De León afirmó que la sociedad dominicana, así como diversos sectores sociales, políticos, económicos y religiosos, se sienten afectados por este acuerdo, el cual fue pactado sin la autorización de las instituciones del país. Calificó la situación como «incalificable, indignante, humillante e inaceptable», señalando que el presidente no puede tomar decisiones que comprometan la soberanía nacional sin consultar al pueblo y al Congreso Nacional.
El líder de la Fuerza Boschista del PLD advirtió que este acuerdo podría generar un movimiento de protesta tan contundente que amenazaría el orden institucional del Gobierno actual.
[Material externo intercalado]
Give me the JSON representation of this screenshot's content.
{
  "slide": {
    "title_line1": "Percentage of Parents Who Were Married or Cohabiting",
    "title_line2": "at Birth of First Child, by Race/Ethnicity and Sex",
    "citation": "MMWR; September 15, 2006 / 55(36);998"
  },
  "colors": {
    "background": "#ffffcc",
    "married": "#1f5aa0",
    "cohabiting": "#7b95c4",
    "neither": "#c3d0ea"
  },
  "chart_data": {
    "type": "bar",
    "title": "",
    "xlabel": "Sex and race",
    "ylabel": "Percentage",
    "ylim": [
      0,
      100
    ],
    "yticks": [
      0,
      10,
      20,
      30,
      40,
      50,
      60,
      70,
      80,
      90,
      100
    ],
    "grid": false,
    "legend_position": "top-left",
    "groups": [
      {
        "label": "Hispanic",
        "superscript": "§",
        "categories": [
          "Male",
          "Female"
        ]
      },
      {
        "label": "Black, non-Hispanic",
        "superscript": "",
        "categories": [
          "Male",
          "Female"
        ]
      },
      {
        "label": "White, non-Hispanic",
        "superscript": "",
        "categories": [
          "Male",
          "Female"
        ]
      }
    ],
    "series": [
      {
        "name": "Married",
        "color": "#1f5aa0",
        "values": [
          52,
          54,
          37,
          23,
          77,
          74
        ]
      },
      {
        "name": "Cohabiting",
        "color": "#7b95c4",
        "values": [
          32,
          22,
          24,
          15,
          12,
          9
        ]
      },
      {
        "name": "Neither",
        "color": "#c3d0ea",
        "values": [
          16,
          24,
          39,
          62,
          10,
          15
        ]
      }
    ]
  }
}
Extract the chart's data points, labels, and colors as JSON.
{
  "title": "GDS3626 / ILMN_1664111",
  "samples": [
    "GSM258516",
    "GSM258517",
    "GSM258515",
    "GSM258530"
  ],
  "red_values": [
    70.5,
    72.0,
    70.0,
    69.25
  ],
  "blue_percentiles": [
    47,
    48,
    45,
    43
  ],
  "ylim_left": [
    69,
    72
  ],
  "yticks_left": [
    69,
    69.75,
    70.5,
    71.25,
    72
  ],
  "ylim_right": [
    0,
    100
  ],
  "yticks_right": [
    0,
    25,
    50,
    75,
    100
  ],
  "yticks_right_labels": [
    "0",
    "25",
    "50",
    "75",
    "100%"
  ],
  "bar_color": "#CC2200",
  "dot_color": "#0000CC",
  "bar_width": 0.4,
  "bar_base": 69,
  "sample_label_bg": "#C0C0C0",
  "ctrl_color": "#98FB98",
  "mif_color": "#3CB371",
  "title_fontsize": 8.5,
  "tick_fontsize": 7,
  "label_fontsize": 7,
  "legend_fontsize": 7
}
Hizo un llamado a todos los sectores de la vida nacional a participar en una gran parada cívica, ondeando la bandera dominicana, para que el presidente Luis Abinader comprenda que este acuerdo perjudica la democracia y la imagen internacional del país.
En su papel de educador y nacionalista, propuso organizar una manifestación nacional para expresar al presidente que no puede actuar ignorando la voluntad del pueblo y violando la Constitución. De León insistió en que el Gobierno debe revertir este acuerdo, al considerarlo un hecho inaudito que atenta contra la autodeterminación de la República Dominicana.
El precandidato también instó a la ciudadanía a salir a las calles en una gran parada cívica para oponerse al acuerdo, con la esperanza de que el Gobierno se vea obligado a deshacerlo, ya que considera que este acuerdo vulnera el Estado social y de derecho del país.
De León expresó su rechazo a que los aeropuertos de Las Américas y San Isidro sean utilizados por Estados Unidos para atacar a naciones amigas como Cuba, Nicaragua, Colombia y México, abogando por una República Dominicana que promueva el diálogo y la paz.
Finalmente, cuestionó la decisión del Gobierno de declarar a Irán como nación «terrorista», advirtiendo que esto podría llevar al país a una situación de conflicto y disolución social. De León concluyó enfatizando la importancia de la autonomía y soberanía dominicana frente a potencias extranjeras.